The Byford Dolphin diving bell accident killed five men instantly through explosive decompression in the North Sea – a catastrophic incident caused by human error on the oil rig
In a harrowing account, a catastrophic blunder beneath the waves resulted in what has been described as some of the ‘most gruesome deaths’ ever recorded, killing five of the six men present.
The horrific tragedy occurred on a semi-submersible oil drilling platform where the divers had been deployed to undertake a deep-sea operation. Whilst the rig looked ordinary enough, it became the location of multiple fatal incidents involving its crew throughout its years of service.
One particularly dreadful mishap occurred on the platform in 1983.
The devastating disaster of 1983
The Byford Dolphin, a semi-submersible oil drilling platform, worked throughout the British, Norwegian, and Danish zones of the North Sea, performing seasonal drilling operations for different firms, reports the Express.
In November 1983, a crew consisting of two British and two Norwegian divers – Roy P Lucas, 38, Edwin Arthur Coward, 35, Truls Hellevik, 34, and Bjørn Giaever Bergersen, 29 – alongside dive tenders William Crammond, 32, and Martin Saunders, 30, were positioned on the platform to complete a deep-sea diving operation.
When the tragedy struck, all six men were carrying out their responsibilities underwater, performing standard maintenance work on the rig at a remarkable depth of 295 feet.
To safely execute their assignments, the team were accommodated in specialist compression chambers for their scheduled 28-day deployment to avoid dangerous nitrogen accumulation in their blood.
Within these compartments, the divers inhaled a precisely calibrated mixture of gases, usually oxygen and helium, modified based on how deep they descended.
The crew employed a practice called ‘saturation diving’, allowing them to remain for extended durations at considerable depths beneath the waves.
This approach was used to help the team sidestep decompression sickness, widely referred to as ‘the bends’, upon their return to the surface.
The workers travelled via a specialist transport unit, a diving bell, to move securely between their accommodation and their submerged workstation.
On 5 November 1983, divers Hellevik and Bergersen were completing a 12-hour stint, assisted by dive tenders Saunders and Crammond. They were heading back to their rest area via the diving bell.
For the diving bell to function safely, it was vital that the team verified the transport unit was secured and properly reattached before returning to their heavily pressurised rest chambers.
This protocol was essential to avoid sudden decompression within the body, which could prove fatal.
Upon entry, the divers needed to shut the hatch and regulate the pressure within their rest chamber to form a hermetic seal.
This step would subsequently isolate the chamber and link it to the dive bell, which would slowly depressurise for the divers’ protection.
However, on that fateful day, the pressure within inner crew chambers 1 and 2 – typically maintained at nine atmospheres – dropped catastrophically to just one atmosphere in mere milliseconds.
The disaster unfolded when an external diver committed a critical error, releasing the diving bell’s latch prematurely whilst full depressurisation remained incomplete.
This blunder meant the clamp securing the chambers opened before Hellevik had properly sealed the chamber door. Consequently, the sleeping chamber’s pressure shifted instantaneously from conditions equivalent to 295 feet beneath the waves to ordinary surface air pressure, according to the Mirror.
Coward and Lucas were understood to be recuperating in chamber 2, experiencing nine atmospheres of pressure when catastrophe struck. The violent, explosive expulsion of air from the chamber propelled the diving bell with tremendous force, smashing into Crammond and ending his life immediately.
Three divers positioned inside the sleeping chambers are thought to have died instantly as nitrogen within their bloodstreams transformed into bubbles, essentially causing them to boil internally and obliterating their bodies into innumerable pieces.
Hellevik, positioned closest to the partially secured chamber door, was forcibly drawn through a narrow 60cm opening, causing his internal organs to be expelled from his body.

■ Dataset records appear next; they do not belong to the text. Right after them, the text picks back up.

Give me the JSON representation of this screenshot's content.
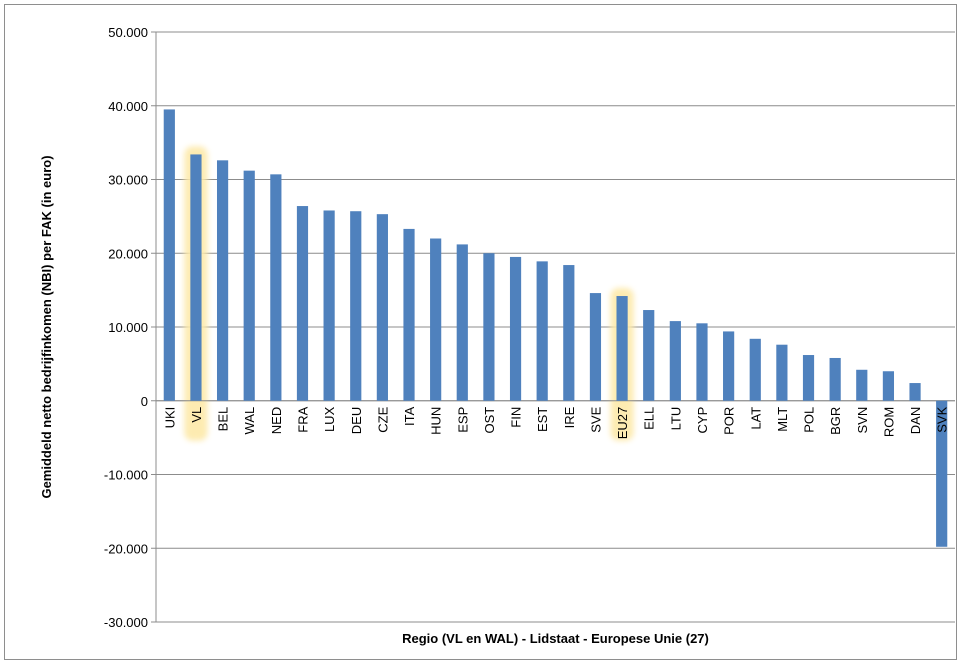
{
  "chart_data": {
    "type": "bar",
    "title": "",
    "xlabel": "Regio (VL en WAL) - Lidstaat - Europese Unie (27)",
    "ylabel": "Gemiddeld netto bedrijfinkomen (NBI) per FAK (in euro)",
    "ylim": [
      -30000,
      50000
    ],
    "yticks": [
      50000,
      40000,
      30000,
      20000,
      10000,
      0,
      -10000,
      -20000,
      -30000
    ],
    "ytick_labels": [
      "50.000",
      "40.000",
      "30.000",
      "20.000",
      "10.000",
      "0",
      "-10.000",
      "-20.000",
      "-30.000"
    ],
    "grid": true,
    "bar_color": "#4f81bd",
    "highlight_color": "#fde9a9",
    "highlighted": [
      "VL",
      "EU27"
    ],
    "categories": [
      "UKI",
      "VL",
      "BEL",
      "WAL",
      "NED",
      "FRA",
      "LUX",
      "DEU",
      "CZE",
      "ITA",
      "HUN",
      "ESP",
      "OST",
      "FIN",
      "EST",
      "IRE",
      "SVE",
      "EU27",
      "ELL",
      "LTU",
      "CYP",
      "POR",
      "LAT",
      "MLT",
      "POL",
      "BGR",
      "SVN",
      "ROM",
      "DAN",
      "SVK"
    ],
    "values": [
      39500,
      33400,
      32600,
      31200,
      30700,
      26400,
      25800,
      25700,
      25300,
      23300,
      22000,
      21200,
      20000,
      19500,
      18900,
      18400,
      14600,
      14200,
      12300,
      10800,
      10500,
      9400,
      8400,
      7600,
      6200,
      5800,
      4200,
      4000,
      2400,
      -19800
    ]
  }
}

The post-mortem examination recorded: “The scalp with long, blond hair was present, but the top of the skull and the brain were missing. The soft tissues of the face were found, however, completely separated from the bones.”
His abdominal and thoracic organs had been expelled.
Hellevik’s body was reportedly sent for autopsy in four separate bags collected from various locations around the rig. Each part of his body inside the bags of bone and tissue reportedly displayed some sign of injury.
Saunders, the sole survivor of the catastrophic incident, suffered devastating injuries including collapsed lungs, spinal fractures and a broken neck.
The tragedy was also attributed to engineering deficiencies. The Byford Dolphin oil rig was operating with an obsolete diving system dating back to 1975, which lacked fail-safe hatches, outboard pressure gauges or an interlocking mechanism.
This vital safety feature would have stopped the divers’ sleeping chambers from opening whilst the system remained pressurised. Notwithstanding these deficiencies, the Byford Dolphin oil rig remained operational with modifications and underwent ownership changes until its eventual decommissioning in 2019.
It was subsequently sold for scrapping in the 2020s.